No one has a right to put fear into the hearts of God’s people with idle speculation about the time of the return of Jesus Christ. No one has a right to place the Lord’s return within a definite framework, as foolish people have consistently done throughout the ages. William Miller was convinced that the Lord’s return was imminent based on current events in October, 1844, and he misled multitudes. No one, especially a prominent religious leader, has a right to publically offer false hope of escaping tribulation to Christians, even in coded language. Whatever private concerns a person might have about Armageddon, whatever “hoof beats” of the four riders of the Apocalypse a person might believe they are hearing, let that person take their fears and apprehensions to the Lord in prayer, and then open the Scriptures to receive comfort.
Isaiah 43:2, “When thou passest through the waters, I will be with thee; and through the rivers, they shall not overflow thee: when thou walkest through the fire, thou shalt not be burned; neither shall the flame kindle upon thee.”
2 Corinthians 1:3–5, “Blessed be God, even the Father of our Lord Jesus Christ, the Father of mercies, and the God of all comfort; Who comforteth us in all our tribulation, that we may be able to comfort them which are in any trouble, by the comfort wherewith we ourselves are comforted of God.
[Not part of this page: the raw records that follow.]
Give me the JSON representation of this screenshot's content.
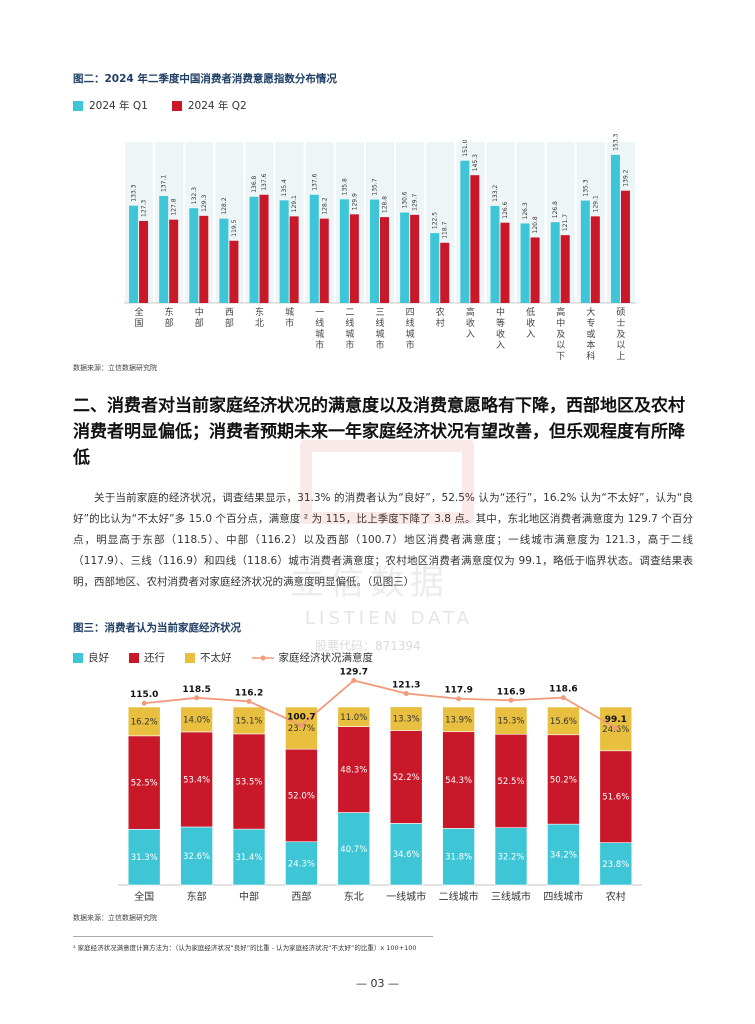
{
  "fig2": {
    "title": "图二：2024 年二季度中国消费者消费意愿指数分布情况",
    "legend_q1": "2024 年 Q1",
    "legend_q2": "2024 年 Q2",
    "source": "数据来源：立信数据研究院",
    "colors": {
      "q1": "#3ec6d6",
      "q2": "#c8182a"
    }
  },
  "chart_data": [
    {
      "type": "bar",
      "title": "图二：2024 年二季度中国消费者消费意愿指数分布情况",
      "categories": [
        "全国",
        "东部",
        "中部",
        "西部",
        "东北",
        "城市",
        "一线城市",
        "二线城市",
        "三线城市",
        "四线城市",
        "农村",
        "高收入",
        "中等收入",
        "低收入",
        "高中及以下",
        "大专或本科",
        "硕士及以上"
      ],
      "series": [
        {
          "name": "2024 年 Q1",
          "values": [
            133.3,
            137.1,
            132.3,
            128.2,
            136.8,
            135.4,
            137.6,
            135.8,
            135.7,
            130.6,
            122.5,
            151.0,
            133.2,
            126.3,
            126.8,
            135.3,
            153.3
          ]
        },
        {
          "name": "2024 年 Q2",
          "values": [
            127.3,
            127.8,
            129.3,
            119.5,
            137.6,
            129.1,
            128.2,
            129.9,
            128.8,
            129.7,
            118.7,
            145.3,
            126.6,
            120.8,
            121.7,
            129.1,
            139.2
          ]
        }
      ],
      "ylim": [
        95,
        156
      ]
    },
    {
      "type": "bar",
      "title": "图三：消费者认为当前家庭经济状况",
      "categories": [
        "全国",
        "东部",
        "中部",
        "西部",
        "东北",
        "一线城市",
        "二线城市",
        "三线城市",
        "四线城市",
        "农村"
      ],
      "series": [
        {
          "name": "良好",
          "values": [
            31.3,
            32.6,
            31.4,
            24.3,
            40.7,
            34.6,
            31.8,
            32.2,
            34.2,
            23.8
          ]
        },
        {
          "name": "还行",
          "values": [
            52.5,
            53.4,
            53.5,
            52.0,
            48.3,
            52.2,
            54.3,
            52.5,
            50.2,
            51.6
          ]
        },
        {
          "name": "不太好",
          "values": [
            16.2,
            14.0,
            15.1,
            23.7,
            11.0,
            13.3,
            13.9,
            15.3,
            15.6,
            24.6
          ]
        },
        {
          "name": "家庭经济状况满意度",
          "values": [
            115.0,
            118.5,
            116.2,
            100.7,
            129.7,
            121.3,
            117.9,
            116.9,
            118.6,
            99.1
          ]
        }
      ]
    }
  ],
  "section": {
    "heading": "二、消费者对当前家庭经济状况的满意度以及消费意愿略有下降，西部地区及农村消费者明显偏低；消费者预期未来一年家庭经济状况有望改善，但乐观程度有所降低",
    "paragraph": "关于当前家庭的经济状况，调查结果显示，31.3% 的消费者认为“良好”，52.5% 认为“还行”，16.2% 认为“不太好”，认为“良好”的比认为“不太好”多 15.0 个百分点，满意度 ² 为 115，比上季度下降了 3.8 点。其中，东北地区消费者满意度为 129.7 个百分点，明显高于东部（118.5）、中部（116.2）以及西部（100.7）地区消费者满意度；一线城市满意度为 121.3，高于二线（117.9）、三线（116.9）和四线（118.6）城市消费者满意度；农村地区消费者满意度仅为 99.1，略低于临界状态。调查结果表明，西部地区、农村消费者对家庭经济状况的满意度明显偏低。（见图三）"
  },
  "fig3": {
    "title": "图三：消费者认为当前家庭经济状况",
    "legend": [
      "良好",
      "还行",
      "不太好",
      "家庭经济状况满意度"
    ],
    "source": "数据来源：立信数据研究院",
    "colors": {
      "good": "#3ec6d6",
      "ok": "#c8182a",
      "bad": "#e8bf3e",
      "line": "#f29a7a"
    }
  },
  "footnote": "² 家庭经济状况满意度计算方法为：（认为家庭经济状况“良好”的比重 - 认为家庭经济状况“不太好”的比重）x 100+100",
  "page_number": "— 03 —",
  "watermark": {
    "name": "立信数据",
    "en": "LISTIEN DATA",
    "code": "股票代码：871394"
  }
}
For as the sufferings of Christ abound in us, so our consolation also aboundeth by Christ.”
The world has known worldwide calamities before. There is the story of World War I. There is the story of World War II to remember. The conflict between Russia and the Ukraine, the rise of militant Islam, the civil wars in Syria, Iran, Libya, and Egypt should easily remind Christians to remember the words of our Lord in Matthew 24:6.
Matthew 24:6–8, “And ye shall hear of wars and rumours of wars: see that ye be not troubled: for all these things must come to pass, but the end is not yet. For nation shall rise against nation, and kingdom against kingdom: and there shall be famines, and pestilences, and earthquakes, in divers places. All these are the beginning of sorrows.”
No matter what human history proves to be, Jesus is still the Lord of history, and all shall be well.
“When peace, like a river, attendeth my way,
when sorrows like sea billows roll;
whatever my lot, thou hast taught me to say,
It is well, it is well with my soul.
It is well with my soul,
it is well, it is well with my soul.”